Friday, December 4, 2009
Go Your Own Way by Fleetwood Mac

Imagine that you’ve just gotten through a messy break-up with your girlfriend or boyfriend. This is a break-up that is full of anger and bitterness, a relationship that has dissolved to the point that you can’t stand being in the same room as the other person. Now imagine that you have to work with this person during long 10-hour days.

Now try to imagine that in your group of five people there is another couple going through the same thing. If you can picture how tense, awkward and painful this situation would be, then you have some idea what it was like for Fleetwood Mac in the 1970s.

Lindsey Buckingham and Stevie Nicks were breaking up and so were John McVie and Christina McVie. Then there was the fifth member Mick Fleetwood, stuck in the middle of it all. These five people made up the most famous iterations of Fleetwood Mac recording one of the most famous albums in rock history: Rumors.

Within Fleetwood Mac there were three songwriters, Christina McVie whose keyboard based pop music included great hooks and introspective lyrics as well as an optimistic sheen, like in “You Make Loving Fun.”

Stevie Nicks wrote songs that had a more mystical feel, mixed with heartfelt longing. But as sad and dark as her songs were there was always a sense of hope in her music.

Then there was Lindsey Buckingham, the virtuosic guitar player and composer of some of the angriest most bitter songs in rock. Nothing expresses the raw expression that Buckingham often demonstrated like “Go Your Own Way.”

From the opening line “loving you isn’t the right thing to do,” the anger and resentment is palpable. This is a person who feels “maybe I’d give you my world” but is angered by the fact that the other person “won’t take it from me.” The chorus is unforgiving, defensive and at the end of a break up. Singing “you can go your own way” is saying that you don’t care. The truth is that the opposite of love is not hate but indifference which why Rhett saying “I don’t give a damn” in the end of Gone With The Wind is one of the harshest lines in film history.
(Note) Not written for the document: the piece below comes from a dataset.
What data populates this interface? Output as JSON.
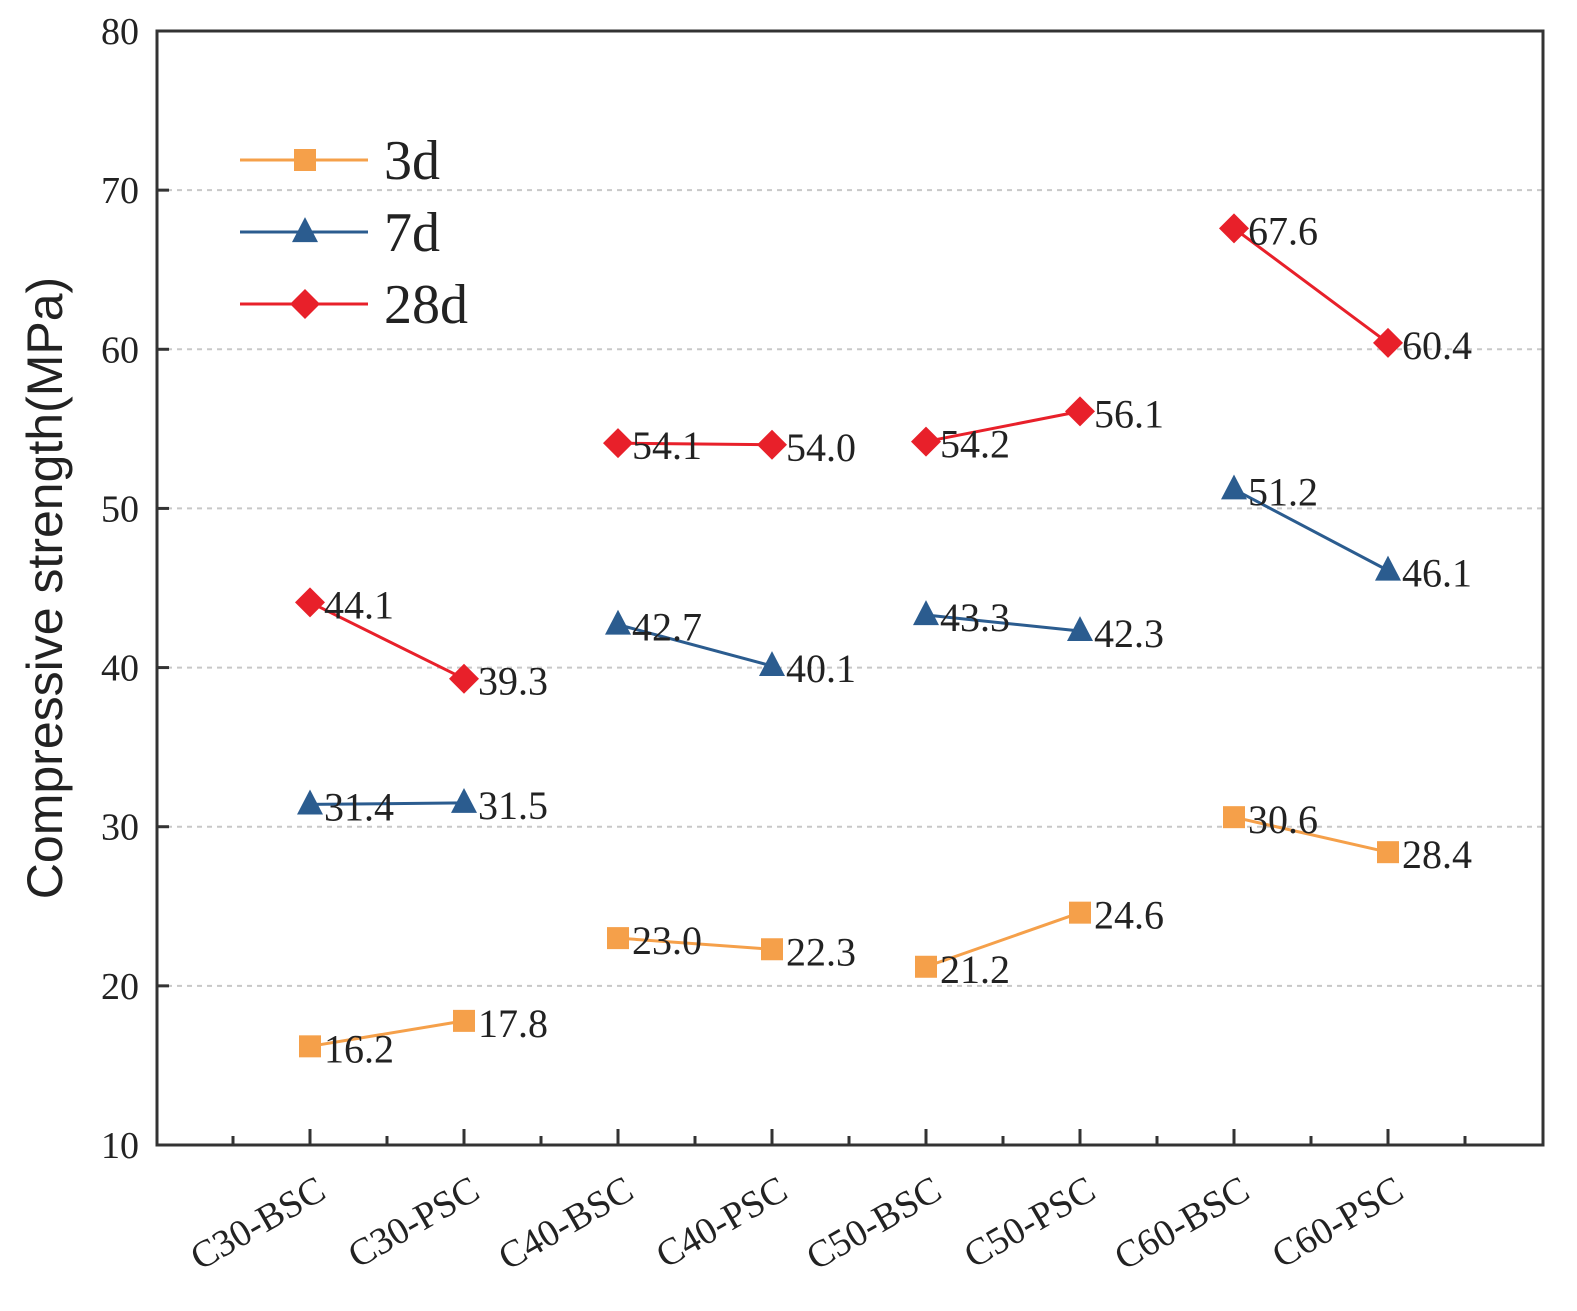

It’s not the just the words. Most of the notes in the melody of the verse are on off beats making the words come out in angry unpredictable exclamations. In Lindsey’s voice there’s a tense almost scary energy as he sings the verses sounding like a man at the edge of a breakdown.

The guitars lines accent the offbeats while the bass line and drumming doesn’t clearly outline the beat in the verses mirroring the unsteady feeling of the melody line. Then the chorus hits and all the instruments as well as the melody fall into the beat expressing the only thought that Buckingham is sure of: “you can go your own way.” Musically the chorus is a brilliant arrival point set up musically in the instruments, which adds depth to the words as they develop throughout the song.

“Go Your Own Way” is one of the most well known and loved Fleetwood Mac songs. I don’t it’s because people love hearing a hurt and angry man scream about he hates his former love. It’s not so much a celebration of break ups and anger but a statements of saying “We’re not going to take it any more.” Lord know we’ve all had moments in our lives when we’ve wanted to scream that into someone’s face.

Thanks Fleetwood Mac for going through the pain and never giving up on your art to give us "Go Your Own Way." It may have almost killed all of you emotionally to record it but what you have created has connected with generations combining passion, pain and beauty like no other band in rock music.